The presented algorithms for the evaluation of jet characteristics by computer vision methods based on high-speed video records currently have a number of limitations. First, the efficiency of the algorithms (in terms of accuracy and stability) depends on the quality of the original image. The presence of splashes, blur, low or uneven image contrast, and the excessive illumination of certain areas affects the accuracy of the final result. This leads to the need to carefully choose the video shooting point, the type of lighting (front or back), and its intensity. Image preprocessing methods also require further research. In particular, it is obvious that for the automatic selection of structures whose interframe shift is estimated in the flow velocity measurement algorithm, it is necessary to use an adaptive threshold during binarization, as well as histogram intensity equalization algorithms in the jet image region.
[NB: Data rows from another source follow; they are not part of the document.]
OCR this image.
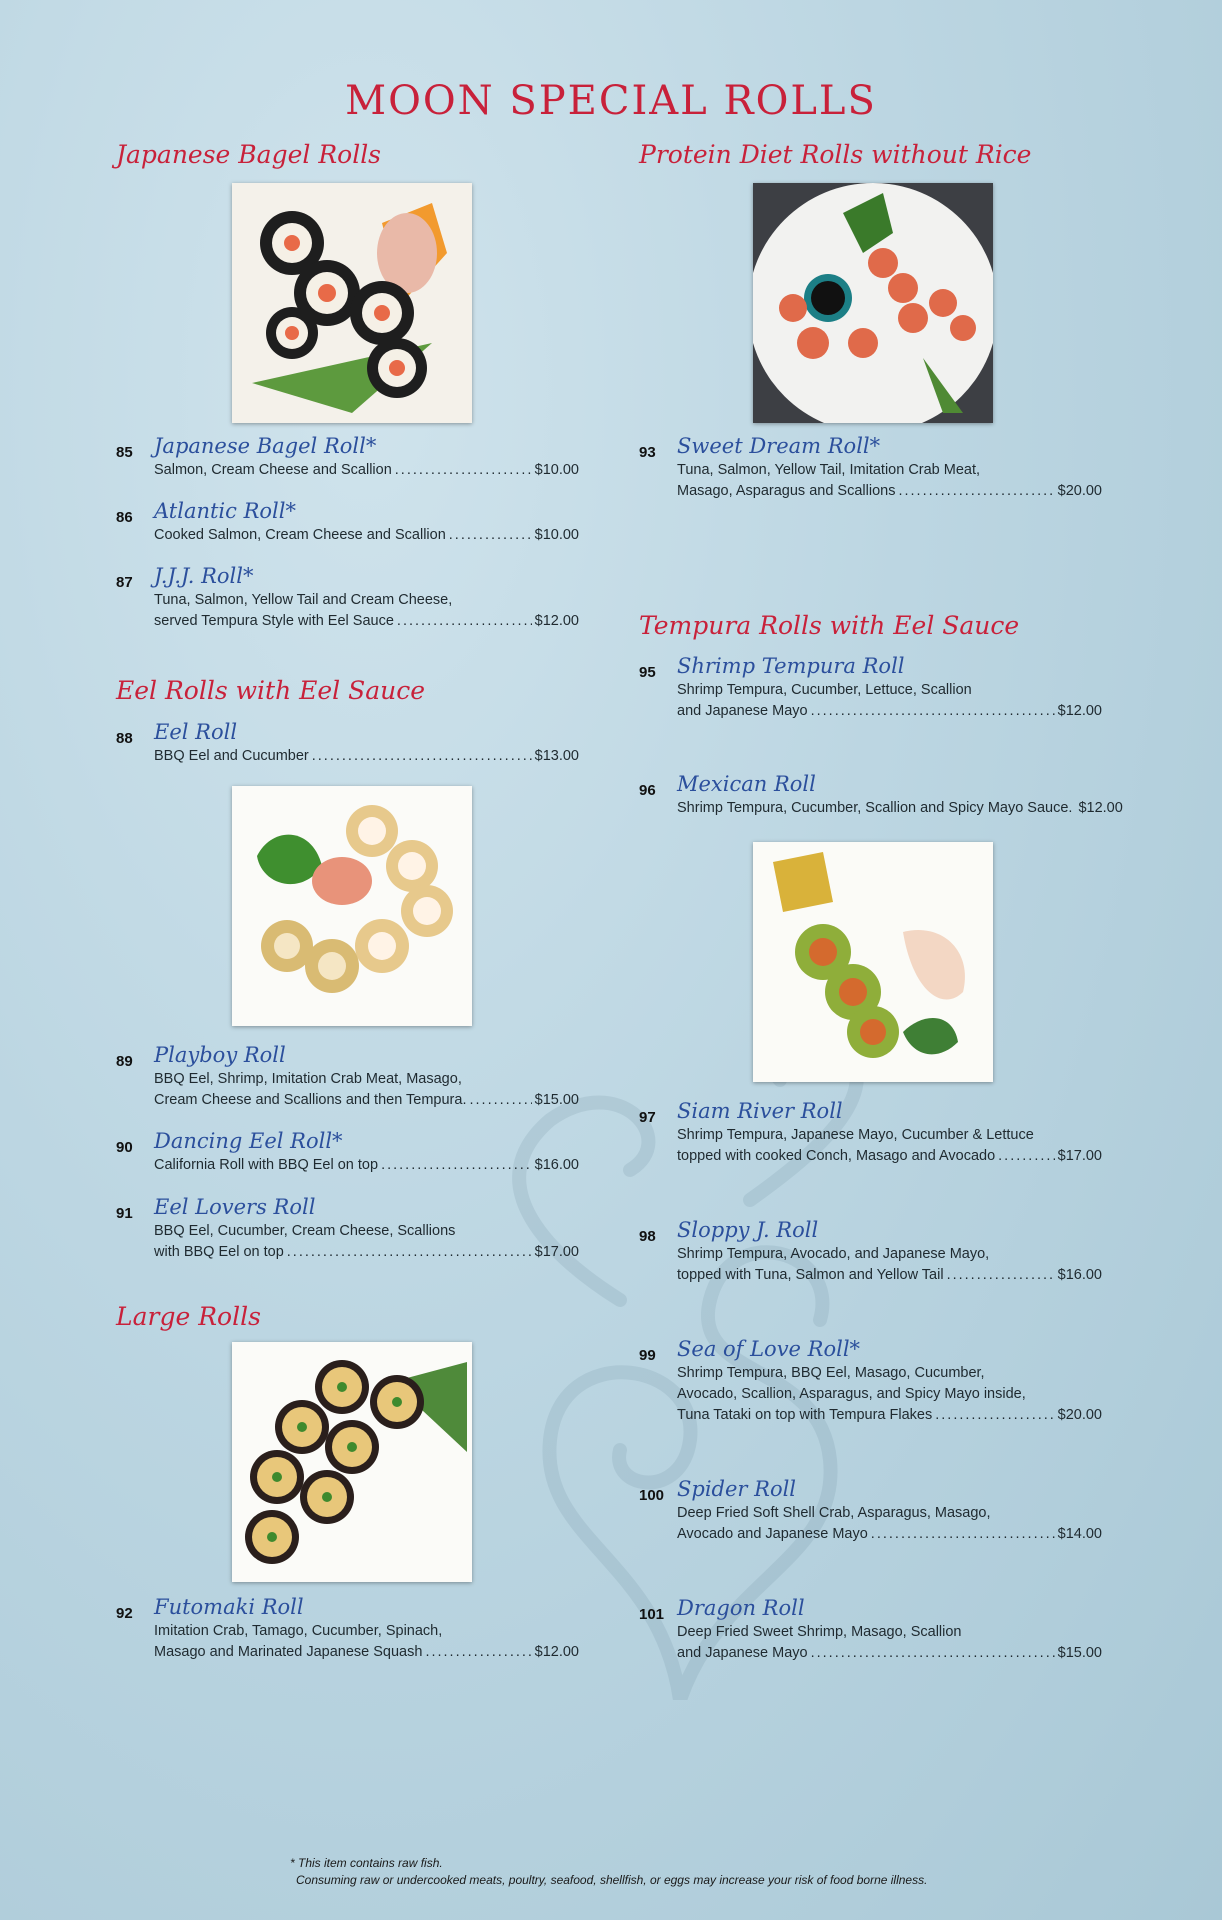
MOON SPECIAL ROLLS
Japanese Bagel Rolls	Protein Diet Rolls without Rice
Eel Rolls with Eel Sauce
Tempura Rolls with Eel Sauce
Large Rolls
85 Japanese Bagel Roll*
Salmon, Cream Cheese and Scallion .....	$10.00
86 Atlantic Roll*
Cooked Salmon, Cream Cheese and Scallion .....	$10.00
87 J.J.J. Roll*
Tuna, Salmon, Yellow Tail and Cream Cheese,
served Tempura Style with Eel Sauce .....	$12.00
88 Eel Roll
BBQ Eel and Cucumber .....	$13.00
89 Playboy Roll
BBQ Eel, Shrimp, Imitation Crab Meat, Masago,
Cream Cheese and Scallions and then Tempura. .....	$15.00
90 Dancing Eel Roll*
California Roll with BBQ Eel on top .....	$16.00
91 Eel Lovers Roll
BBQ Eel, Cucumber, Cream Cheese, Scallions
with BBQ Eel on top .....	$17.00
92 Futomaki Roll
Imitation Crab, Tamago, Cucumber, Spinach,
Masago and Marinated Japanese Squash .....	$12.00
93 Sweet Dream Roll*
Tuna, Salmon, Yellow Tail, Imitation Crab Meat,
Masago, Asparagus and Scallions .....	$20.00
95 Shrimp Tempura Roll
Shrimp Tempura, Cucumber, Lettuce, Scallion
and Japanese Mayo .....	$12.00
96 Mexican Roll
Shrimp Tempura, Cucumber, Scallion and Spicy Mayo Sauce. $12.00
97 Siam River Roll
Shrimp Tempura, Japanese Mayo, Cucumber & Lettuce
topped with cooked Conch, Masago and Avocado .....	$17.00
98 Sloppy J. Roll
Shrimp Tempura, Avocado, and Japanese Mayo,
topped with Tuna, Salmon and Yellow Tail .....	$16.00
99 Sea of Love Roll*
Shrimp Tempura, BBQ Eel, Masago, Cucumber,
Avocado, Scallion, Asparagus, and Spicy Mayo inside,
Tuna Tataki on top with Tempura Flakes .....	$20.00
100 Spider Roll
Deep Fried Soft Shell Crab, Asparagus, Masago,
Avocado and Japanese Mayo .....	$14.00
101 Dragon Roll
Deep Fried Sweet Shrimp, Masago, Scallion
and Japanese Mayo .....	$15.00
* This item contains raw fish.
Consuming raw or undercooked meats, poultry, seafood, shellfish, or eggs may increase your risk of food borne illness.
In addition, it was found that the jet structure, which depends on the gas content, local velocities, and bubble sizes, as well as aerator operation features, can significantly affect the flow velocity profile in the jet. When a flow core with significantly higher velocities is formed in the center of the jet rather than near the walls, the CV algorithm can significantly underestimate the velocity values compared to the average cross-sectional velocity value.
The absence of a dependency on hardware and software and the great potential for the optimization of the program code make it possible to use the proposed method “in real time”, directly during experiments and in industrial processes.